George Bull, senior tax partner at Baker Tilly, said that the RTI system had so far failed to demonstrate that it can put an end to the annual problem of incorrect tax demands and refunds. “It seems to me that in 2014, this is a pretty sorry state to be in.”
HMRC note to employers, professional bodies and business groups in full (published by Accountingweb)
“We are today emailing our stakeholders to explain that we are aware that a number of employees recently received a form 2013-14 P800 which was issued during our bulk 2013-14 End of Year reconciliation exercise.
“The 2013-14 P800 shows an incorrect overpayment or underpayment where the pay and tax shown on the P800 is incorrect and does not match that shown on their 2013-14 P60.
“The most common scenarios are where:
- An incorrect overpayment is created as the 2013-14 reconciliation is based upon the Full Payment Submission (FPS) up to month 11 although the employment continued all year.
- Where the year to date figures supplied are incorrect, for example where an employer reference changed in-year and the previous pay and tax is incorrectly included in the “year to date” (YTD) totals.
- We have received an “Earlier Year Update” (EYU) and this is yet to be processed to the account.
- There is a duplicate employment (often caused by differences in works numbers and other changes throughout the year)
“We are urgently investigating these cases and will look to resolve the matter in the next 6-8 weeks.
“We currently do not know the scale of the issue, but some large employers are involved, so several thousands of employees may be affected.
“We are very sorry that some customers will receive an incorrect 2013-14 P800 tax calculation.
“We are urgently investigating these cases and will look to resolve the matter and issue a revised P800 to the employee in the next 6-8 weeks.
“Employers and their agents should not send any 2013-14 EYUs unless requested by us. We are aware that there are still some 2013-14 EYUs which we have yet to process to the relevant account.

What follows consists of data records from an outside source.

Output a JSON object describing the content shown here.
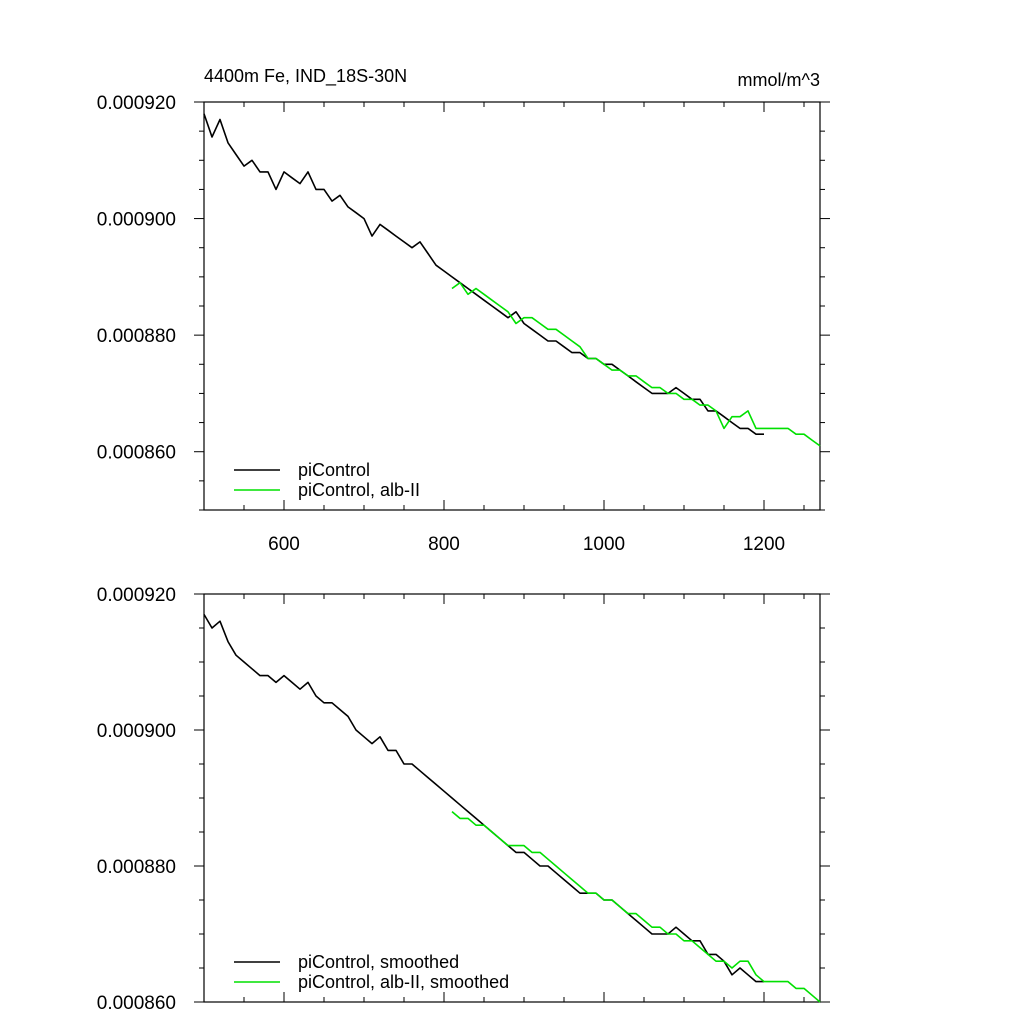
{
  "chart_data": [
    {
      "type": "line",
      "title": "4400m Fe, IND_18S-30N",
      "units": "mmol/m^3",
      "xlim": [
        500,
        1270
      ],
      "ylim": [
        0.00085,
        0.00092
      ],
      "x_ticks": [
        600,
        800,
        1000,
        1200
      ],
      "x_tick_labels": [
        "600",
        "800",
        "1000",
        "1200"
      ],
      "y_ticks": [
        0.00086,
        0.00088,
        0.0009,
        0.00092
      ],
      "y_tick_labels": [
        "0.000860",
        "0.000880",
        "0.000900",
        "0.000920"
      ],
      "legend_position": "bottom-left",
      "series": [
        {
          "name": "piControl",
          "color": "#000000",
          "x": [
            500,
            510,
            520,
            530,
            540,
            550,
            560,
            570,
            580,
            590,
            600,
            610,
            620,
            630,
            640,
            650,
            660,
            670,
            680,
            690,
            700,
            710,
            720,
            730,
            740,
            750,
            760,
            770,
            780,
            790,
            800,
            810,
            820,
            830,
            840,
            850,
            860,
            870,
            880,
            890,
            900,
            910,
            920,
            930,
            940,
            950,
            960,
            970,
            980,
            990,
            1000,
            1010,
            1020,
            1030,
            1040,
            1050,
            1060,
            1070,
            1080,
            1090,
            1100,
            1110,
            1120,
            1130,
            1140,
            1150,
            1160,
            1170,
            1180,
            1190,
            1200
          ],
          "values": [
            0.000918,
            0.000914,
            0.000917,
            0.000913,
            0.000911,
            0.000909,
            0.00091,
            0.000908,
            0.000908,
            0.000905,
            0.000908,
            0.000907,
            0.000906,
            0.000908,
            0.000905,
            0.000905,
            0.000903,
            0.000904,
            0.000902,
            0.000901,
            0.0009,
            0.000897,
            0.000899,
            0.000898,
            0.000897,
            0.000896,
            0.000895,
            0.000896,
            0.000894,
            0.000892,
            0.000891,
            0.00089,
            0.000889,
            0.000888,
            0.000887,
            0.000886,
            0.000885,
            0.000884,
            0.000883,
            0.000884,
            0.000882,
            0.000881,
            0.00088,
            0.000879,
            0.000879,
            0.000878,
            0.000877,
            0.000877,
            0.000876,
            0.000876,
            0.000875,
            0.000875,
            0.000874,
            0.000873,
            0.000872,
            0.000871,
            0.00087,
            0.00087,
            0.00087,
            0.000871,
            0.00087,
            0.000869,
            0.000869,
            0.000867,
            0.000867,
            0.000866,
            0.000865,
            0.000864,
            0.000864,
            0.000863,
            0.000863
          ]
        },
        {
          "name": "piControl, alb-II",
          "color": "#00e000",
          "x": [
            810,
            820,
            830,
            840,
            850,
            860,
            870,
            880,
            890,
            900,
            910,
            920,
            930,
            940,
            950,
            960,
            970,
            980,
            990,
            1000,
            1010,
            1020,
            1030,
            1040,
            1050,
            1060,
            1070,
            1080,
            1090,
            1100,
            1110,
            1120,
            1130,
            1140,
            1150,
            1160,
            1170,
            1180,
            1190,
            1200,
            1210,
            1220,
            1230,
            1240,
            1250,
            1260,
            1270
          ],
          "values": [
            0.000888,
            0.000889,
            0.000887,
            0.000888,
            0.000887,
            0.000886,
            0.000885,
            0.000884,
            0.000882,
            0.000883,
            0.000883,
            0.000882,
            0.000881,
            0.000881,
            0.00088,
            0.000879,
            0.000878,
            0.000876,
            0.000876,
            0.000875,
            0.000874,
            0.000874,
            0.000873,
            0.000873,
            0.000872,
            0.000871,
            0.000871,
            0.00087,
            0.00087,
            0.000869,
            0.000869,
            0.000868,
            0.000868,
            0.000867,
            0.000864,
            0.000866,
            0.000866,
            0.000867,
            0.000864,
            0.000864,
            0.000864,
            0.000864,
            0.000864,
            0.000863,
            0.000863,
            0.000862,
            0.000861
          ]
        }
      ]
    },
    {
      "type": "line",
      "xlim": [
        500,
        1270
      ],
      "ylim": [
        0.00086,
        0.00092
      ],
      "x_ticks": [
        600,
        800,
        1000,
        1200
      ],
      "y_ticks": [
        0.00086,
        0.00088,
        0.0009,
        0.00092
      ],
      "y_tick_labels": [
        "0.000860",
        "0.000880",
        "0.000900",
        "0.000920"
      ],
      "legend_position": "bottom-left",
      "series": [
        {
          "name": "piControl, smoothed",
          "color": "#000000",
          "x": [
            500,
            510,
            520,
            530,
            540,
            550,
            560,
            570,
            580,
            590,
            600,
            610,
            620,
            630,
            640,
            650,
            660,
            670,
            680,
            690,
            700,
            710,
            720,
            730,
            740,
            750,
            760,
            770,
            780,
            790,
            800,
            810,
            820,
            830,
            840,
            850,
            860,
            870,
            880,
            890,
            900,
            910,
            920,
            930,
            940,
            950,
            960,
            970,
            980,
            990,
            1000,
            1010,
            1020,
            1030,
            1040,
            1050,
            1060,
            1070,
            1080,
            1090,
            1100,
            1110,
            1120,
            1130,
            1140,
            1150,
            1160,
            1170,
            1180,
            1190,
            1200
          ],
          "values": [
            0.000917,
            0.000915,
            0.000916,
            0.000913,
            0.000911,
            0.00091,
            0.000909,
            0.000908,
            0.000908,
            0.000907,
            0.000908,
            0.000907,
            0.000906,
            0.000907,
            0.000905,
            0.000904,
            0.000904,
            0.000903,
            0.000902,
            0.0009,
            0.000899,
            0.000898,
            0.000899,
            0.000897,
            0.000897,
            0.000895,
            0.000895,
            0.000894,
            0.000893,
            0.000892,
            0.000891,
            0.00089,
            0.000889,
            0.000888,
            0.000887,
            0.000886,
            0.000885,
            0.000884,
            0.000883,
            0.000882,
            0.000882,
            0.000881,
            0.00088,
            0.00088,
            0.000879,
            0.000878,
            0.000877,
            0.000876,
            0.000876,
            0.000876,
            0.000875,
            0.000875,
            0.000874,
            0.000873,
            0.000872,
            0.000871,
            0.00087,
            0.00087,
            0.00087,
            0.000871,
            0.00087,
            0.000869,
            0.000869,
            0.000867,
            0.000867,
            0.000866,
            0.000864,
            0.000865,
            0.000864,
            0.000863,
            0.000863
          ]
        },
        {
          "name": "piControl, alb-II, smoothed",
          "color": "#00e000",
          "x": [
            810,
            820,
            830,
            840,
            850,
            860,
            870,
            880,
            890,
            900,
            910,
            920,
            930,
            940,
            950,
            960,
            970,
            980,
            990,
            1000,
            1010,
            1020,
            1030,
            1040,
            1050,
            1060,
            1070,
            1080,
            1090,
            1100,
            1110,
            1120,
            1130,
            1140,
            1150,
            1160,
            1170,
            1180,
            1190,
            1200,
            1210,
            1220,
            1230,
            1240,
            1250,
            1260,
            1270
          ],
          "values": [
            0.000888,
            0.000887,
            0.000887,
            0.000886,
            0.000886,
            0.000885,
            0.000884,
            0.000883,
            0.000883,
            0.000883,
            0.000882,
            0.000882,
            0.000881,
            0.00088,
            0.000879,
            0.000878,
            0.000877,
            0.000876,
            0.000876,
            0.000875,
            0.000875,
            0.000874,
            0.000873,
            0.000873,
            0.000872,
            0.000871,
            0.000871,
            0.00087,
            0.00087,
            0.000869,
            0.000869,
            0.000868,
            0.000867,
            0.000866,
            0.000866,
            0.000865,
            0.000866,
            0.000866,
            0.000864,
            0.000863,
            0.000863,
            0.000863,
            0.000863,
            0.000862,
            0.000862,
            0.000861,
            0.00086
          ]
        }
      ]
    }
  ]
}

“If an employee asks about a 2013-14 P800 which they think is incorrect, they should advise them:
- Not to repay any underpayment shown on the P800
- Not to cash any payable order they may have received
- Employees will not be affected by the incorrect tax code as we will issue a revised P800 before Annual Coding.”
RTI is not a disaster but it’s clearly not in a fit state to support Universal Credit – another uncertainty for UC. When the National Audit Office reports on UC, as it is due to do in the next few weeks, it would be useful if it also reports on the state of RTI.
If it does so report, the NAO should not take at face value HMRC’s claims that the fault with RTI lies mainly with employers.
[The NAO will find that, even after the modernisation of PAYE processes, the systems still incorporate COP/CODA/BROCS software that dates back more than 30 years.]